Whether the movement has been successful in changing the conversation depends on your definition of success. 

It is successful in making people, especially women, more accepting of their bodies, mostly due to the rise of influencers who are reminding people that it is okay to look the way you do. 

Models and singers, like Ashley Graham and Lizzo, are reminders that we can be beautiful and successful despite not conforming to the need to be skinny. However, just praising celebrities who look different doesn’t wipe away the smear of fatphobia. 

We see countless clothing companies jump on the bandwagon of accepting our figures by including models who look bigger in their advertisements. But all of that promotion does nothing if there is no change to the sizing charts themselves. As we have seen over the past few months, performative activism doesn’t mean anything if there is no substance behind it. 

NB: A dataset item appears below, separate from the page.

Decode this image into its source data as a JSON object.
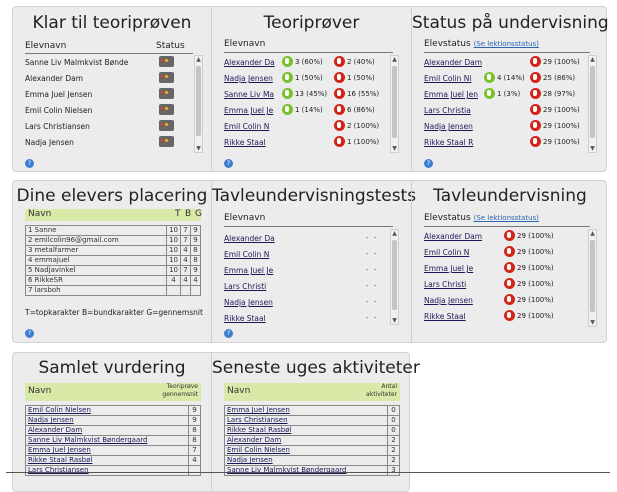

Hiring plus-size models to make these companies look “inclusive,” yet not carrying the sizes that are supposed to cater to plus-size people is meaningless. Plus-size women make up 68% of consumers in fashion, yet very little is tailored to them. So, in essence, the body positivity movement hasn’t created substantial change yet.

Additionally, mainstream magazines still include headlines that state in bold letters different methods to look skinny. Celebrity magazines still circle women’s cellulite, which is entirely normal, by the way, and call them “fat”. And when Adele lost weight because she wanted to, people started to pay more attention to her appearance than her actual music, which is a testament to the fact that even though we say that we are body positive, we are not really acting like it. 

So where do we go from here? Like most movements, we have to destroy the stigma that being plus-size is “unacceptable” by adapting clothing sizes to realistic bodies and having tough conversations about our involvement with maintaining this stigma in our psyche. By not feeling entitled to have an opinion on the way plus-size people look, and revolutionizing different industries from the top-down, we can make the body positivity movement successful. 

But if we reduce our involvement in this movement to giving compliments to plus-size models on social media, we are not doing enough to ensure the movement’s success. If we remain where we are now, our society will still be fatphobic.